На узкой полянке она увидела знакомые следы сапог на снегу и слепо побрела по ним. Чтобы не упасть, она то и дело хваталась рукой за ветки, другой зажимая рану. Теперь ей ничего не оставалось, как постараться догнать Антона, если он не ушел далеко, чтобы с его помощью перевязать рану. Сама она не могла этого сделать и боялась потерять сознание от потери крови. Она плохо видела в этой чащобе своим одним глазом и обрадовалась, когда услышала за сосенкой треск ветки.
– Антон!..
– Ну что? Иди сюда...
С затянутого тучами неба сыпался мелкий снежок...
18Антон подождал Зоську – а что ему оставалось делать, не бежать же ему вдогонку за этим баламутом-сержантом. Конечно, и сержант и Зоська теперь были ему ни к чему. Кажется, он выкрутился из беды, избежал самосуда, ушел от полицейской пули и даже вооружился винтовкой убитого на «железке» Салея. С Зоськой, наверно, все уже было кончено – зачем ему Зоська? Хотя... Кто знает, что будет дальше, но вот она выбежала из сосняка с залитой кровью щекой, и что-то в Антоне болезненно сжалось при виде ее недавно еще привлекательного, а теперь искаженного гримасой боли лица.
– Бинт есть?
Бинта, однако, у нее не оказалось, у него тоже не нашлось в карманах ничего подходящего для перевязки. Надо было разорвать что-нибудь из белья, но не раздеваться же тут, под носом у полицаев. Прежде всего следовало уносить ноги, коль уж оторвались от погони; каждая минута была дарована им для спасения.

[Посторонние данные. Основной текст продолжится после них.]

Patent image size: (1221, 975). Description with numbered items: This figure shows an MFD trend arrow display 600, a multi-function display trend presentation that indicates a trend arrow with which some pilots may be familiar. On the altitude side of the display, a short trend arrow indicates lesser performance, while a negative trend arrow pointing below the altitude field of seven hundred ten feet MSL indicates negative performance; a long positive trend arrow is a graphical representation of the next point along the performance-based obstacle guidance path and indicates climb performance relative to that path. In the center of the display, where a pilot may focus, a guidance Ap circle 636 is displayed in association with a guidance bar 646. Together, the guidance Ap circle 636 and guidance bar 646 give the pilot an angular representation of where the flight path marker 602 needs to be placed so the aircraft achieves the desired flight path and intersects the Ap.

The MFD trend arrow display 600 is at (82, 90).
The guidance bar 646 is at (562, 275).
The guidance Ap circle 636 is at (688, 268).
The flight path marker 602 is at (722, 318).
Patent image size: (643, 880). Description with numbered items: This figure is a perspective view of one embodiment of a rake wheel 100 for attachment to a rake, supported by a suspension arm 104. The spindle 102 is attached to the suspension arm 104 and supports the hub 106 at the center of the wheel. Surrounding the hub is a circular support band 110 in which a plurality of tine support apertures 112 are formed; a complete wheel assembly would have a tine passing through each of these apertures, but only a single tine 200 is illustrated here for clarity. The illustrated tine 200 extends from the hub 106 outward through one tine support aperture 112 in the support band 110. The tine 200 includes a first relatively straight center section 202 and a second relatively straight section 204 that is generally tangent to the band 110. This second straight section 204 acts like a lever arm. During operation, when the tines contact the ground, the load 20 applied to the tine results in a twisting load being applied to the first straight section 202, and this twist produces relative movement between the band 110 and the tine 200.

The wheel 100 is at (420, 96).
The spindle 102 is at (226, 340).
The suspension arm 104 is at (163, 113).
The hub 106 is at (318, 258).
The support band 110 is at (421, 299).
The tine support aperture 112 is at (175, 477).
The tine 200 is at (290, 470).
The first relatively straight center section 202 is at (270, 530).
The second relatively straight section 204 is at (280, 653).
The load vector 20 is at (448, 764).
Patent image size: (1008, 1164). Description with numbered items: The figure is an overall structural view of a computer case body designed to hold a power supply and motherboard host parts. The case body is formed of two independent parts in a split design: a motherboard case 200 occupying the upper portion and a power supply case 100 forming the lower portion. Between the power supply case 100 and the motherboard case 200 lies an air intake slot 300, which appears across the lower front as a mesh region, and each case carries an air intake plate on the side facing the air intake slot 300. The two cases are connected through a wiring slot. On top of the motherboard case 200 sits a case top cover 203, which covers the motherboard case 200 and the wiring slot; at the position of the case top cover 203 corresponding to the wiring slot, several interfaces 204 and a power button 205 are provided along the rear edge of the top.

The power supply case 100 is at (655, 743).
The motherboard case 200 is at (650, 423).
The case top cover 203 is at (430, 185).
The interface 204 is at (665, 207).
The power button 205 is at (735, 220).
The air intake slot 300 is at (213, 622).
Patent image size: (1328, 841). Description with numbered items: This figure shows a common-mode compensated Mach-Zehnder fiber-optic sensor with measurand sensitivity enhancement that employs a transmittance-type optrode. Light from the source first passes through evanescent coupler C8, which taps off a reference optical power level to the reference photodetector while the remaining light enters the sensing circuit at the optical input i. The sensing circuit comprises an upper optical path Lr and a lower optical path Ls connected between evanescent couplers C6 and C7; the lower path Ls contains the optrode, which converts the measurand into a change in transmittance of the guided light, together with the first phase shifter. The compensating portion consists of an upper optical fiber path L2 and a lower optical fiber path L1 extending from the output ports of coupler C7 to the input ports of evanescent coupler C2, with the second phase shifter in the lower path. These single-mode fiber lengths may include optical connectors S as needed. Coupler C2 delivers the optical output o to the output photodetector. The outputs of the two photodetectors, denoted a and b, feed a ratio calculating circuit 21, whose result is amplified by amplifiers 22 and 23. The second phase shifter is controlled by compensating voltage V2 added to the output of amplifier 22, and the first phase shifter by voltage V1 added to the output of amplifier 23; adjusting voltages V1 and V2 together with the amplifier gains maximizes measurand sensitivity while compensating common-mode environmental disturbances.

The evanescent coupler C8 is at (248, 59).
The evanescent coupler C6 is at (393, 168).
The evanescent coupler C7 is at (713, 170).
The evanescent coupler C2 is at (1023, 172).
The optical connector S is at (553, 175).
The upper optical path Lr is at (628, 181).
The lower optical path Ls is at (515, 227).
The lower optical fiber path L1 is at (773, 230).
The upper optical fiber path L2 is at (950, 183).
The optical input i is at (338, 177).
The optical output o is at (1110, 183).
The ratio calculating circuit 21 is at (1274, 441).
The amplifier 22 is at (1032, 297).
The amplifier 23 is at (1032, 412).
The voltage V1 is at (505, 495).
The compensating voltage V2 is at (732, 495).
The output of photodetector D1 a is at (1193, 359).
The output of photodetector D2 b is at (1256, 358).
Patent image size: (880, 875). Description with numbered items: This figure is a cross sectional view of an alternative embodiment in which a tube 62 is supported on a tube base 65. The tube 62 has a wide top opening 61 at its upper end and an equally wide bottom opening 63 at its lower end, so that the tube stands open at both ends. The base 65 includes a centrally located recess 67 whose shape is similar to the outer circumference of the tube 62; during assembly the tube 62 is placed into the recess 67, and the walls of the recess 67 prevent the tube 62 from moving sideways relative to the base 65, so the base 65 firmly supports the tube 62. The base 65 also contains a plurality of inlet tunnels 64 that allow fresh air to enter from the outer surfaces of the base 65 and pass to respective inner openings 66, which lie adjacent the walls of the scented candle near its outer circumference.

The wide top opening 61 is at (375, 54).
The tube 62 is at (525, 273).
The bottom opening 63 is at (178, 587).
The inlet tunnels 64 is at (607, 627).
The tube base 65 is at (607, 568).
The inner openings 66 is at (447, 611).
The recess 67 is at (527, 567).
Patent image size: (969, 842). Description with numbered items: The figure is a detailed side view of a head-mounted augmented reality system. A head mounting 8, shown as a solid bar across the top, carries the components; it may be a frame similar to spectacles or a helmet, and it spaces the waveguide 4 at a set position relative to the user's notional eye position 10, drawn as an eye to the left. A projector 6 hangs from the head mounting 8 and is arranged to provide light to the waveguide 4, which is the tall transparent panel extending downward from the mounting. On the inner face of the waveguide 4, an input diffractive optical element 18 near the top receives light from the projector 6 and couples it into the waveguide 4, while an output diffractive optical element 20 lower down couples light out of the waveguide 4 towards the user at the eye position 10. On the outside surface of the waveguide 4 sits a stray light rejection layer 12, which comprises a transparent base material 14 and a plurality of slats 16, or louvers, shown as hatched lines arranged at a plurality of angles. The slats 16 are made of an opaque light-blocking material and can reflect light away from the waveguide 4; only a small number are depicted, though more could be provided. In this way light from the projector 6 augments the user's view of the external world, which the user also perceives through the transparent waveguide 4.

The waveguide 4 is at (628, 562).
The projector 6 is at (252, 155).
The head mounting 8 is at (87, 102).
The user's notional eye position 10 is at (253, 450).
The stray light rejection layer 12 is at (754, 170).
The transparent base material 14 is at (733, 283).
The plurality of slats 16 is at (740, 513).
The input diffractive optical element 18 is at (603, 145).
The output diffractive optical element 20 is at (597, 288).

– Вот черт! – выругался Антон, вслушиваясь в долетавшие с опушки голоса полицаев – еще чего доброго кинутся по следам вдогонку. Зоська, все зажимая ладонью рану, загнанно дышала, и он схватил ее за свободную руку.
– Как, терпеть можешь?
Она что-то сказала, но он, не расслышав, поволок ее сквозь туго пружинившие ветки сосенок – прочь от опушки, дальше, в глубь этой молодой рощи, пока ту не окружили полицаи. Окружат, тогда снова придется пробиваться с боем, что всегда пахнет кровью.
Но как-то неожиданно скоро роща кончилась, они выбежали на опушку, и Антон позволил себе остановиться, чтобы перевести дыхание. Зоська сразу упала на присыпанный снегом мох, а он сперва огляделся. Впереди лежало неширокое снежное поле, за ним темнела полоса новой рощи. Рассмотреть ее издали было трудно – сверху вовсю сыпал снег. Но, может быть, снег теперь к лучшему, подумал Антон, он укроет следы, будет легче уйти от преследования. Слегка отдышавшись, Антон повернулся к Зоське, которая, уронив голову, боком лежала между сосенок.